Donald Trump’s former DOJ official, Jeffrey Clark, is fighting a recommendation from the D.C. Bar’s disciplinary panel to discipline him over his concerns about illegalities in the 2020 election. Last month, he filed a Post-Hearing Brief challenging a nonbinding preliminary finding of culpability for drafting a letter that was never sent to Georgia officials advising them of their options in dealing with the irregularities.
The hearing panel found that Clark engaged in conduct involving dishonesty, fraud, deceit, or misrepresentation and conduct that seriously interferes with the administration of justice, Rules 8.4(c) and (d) of the Rules of Professional Conduct. Those ethics rules have been accused of being broad, vague, and unconstitutional. State bars frequently use them to target conservative attorneys.
In his 346-page brief, Clark primarily responded to the Office of Disciplinary Counsel’s (ODC) Finding of Facts which he disagreed with. Authored by Clark’s attorney Harry MacDougald, the brief laid out how the “case arises from a factual and policy dispute among the highest-ranking lawyers in the Justice Department … The only person with authority to resolve the policy dispute was President Trump, and he did so in a meeting in the Oval Office. The President never complained about Mr. Clark’s advice or conduct.”

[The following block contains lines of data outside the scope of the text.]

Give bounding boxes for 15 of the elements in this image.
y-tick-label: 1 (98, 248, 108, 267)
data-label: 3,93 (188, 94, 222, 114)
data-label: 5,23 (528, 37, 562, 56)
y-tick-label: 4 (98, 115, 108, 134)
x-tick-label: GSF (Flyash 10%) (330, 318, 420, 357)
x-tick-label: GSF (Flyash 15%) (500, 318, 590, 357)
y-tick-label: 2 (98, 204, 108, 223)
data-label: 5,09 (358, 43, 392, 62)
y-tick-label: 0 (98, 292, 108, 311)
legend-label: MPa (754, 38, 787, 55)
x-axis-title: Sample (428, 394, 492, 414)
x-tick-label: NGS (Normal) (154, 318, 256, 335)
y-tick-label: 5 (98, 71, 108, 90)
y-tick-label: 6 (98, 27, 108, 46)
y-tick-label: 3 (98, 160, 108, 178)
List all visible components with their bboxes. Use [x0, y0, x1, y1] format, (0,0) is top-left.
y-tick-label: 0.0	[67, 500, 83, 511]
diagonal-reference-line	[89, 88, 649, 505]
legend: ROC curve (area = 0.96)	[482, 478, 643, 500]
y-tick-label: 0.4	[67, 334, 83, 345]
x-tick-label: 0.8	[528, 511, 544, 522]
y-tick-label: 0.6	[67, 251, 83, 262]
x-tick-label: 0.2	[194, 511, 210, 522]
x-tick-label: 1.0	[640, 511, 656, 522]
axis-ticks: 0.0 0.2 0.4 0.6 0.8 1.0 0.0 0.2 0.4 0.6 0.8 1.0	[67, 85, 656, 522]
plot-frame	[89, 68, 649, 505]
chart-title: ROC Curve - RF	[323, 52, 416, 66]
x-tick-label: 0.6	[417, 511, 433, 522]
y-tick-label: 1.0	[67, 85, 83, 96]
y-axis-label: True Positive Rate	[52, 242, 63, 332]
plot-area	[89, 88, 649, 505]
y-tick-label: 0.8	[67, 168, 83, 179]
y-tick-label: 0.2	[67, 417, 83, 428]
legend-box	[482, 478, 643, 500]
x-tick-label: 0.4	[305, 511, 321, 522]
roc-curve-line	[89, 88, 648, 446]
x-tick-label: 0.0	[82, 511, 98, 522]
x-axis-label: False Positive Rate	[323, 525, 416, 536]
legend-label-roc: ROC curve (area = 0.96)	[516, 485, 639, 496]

During the disciplinary hearing, Professor Don Elliott of Yale Law School said that Clark had a “sufficient factual basis” to propose the draft letter. Clark also pointed out, “There is no evidence of or citation to any prior case in the District of Columbia or anywhere in the United States in which a lawyer was disciplined over a discussion draft document that was not sent and never left the office.” Clark has referred to the discipline as being punished for a “thought crime.”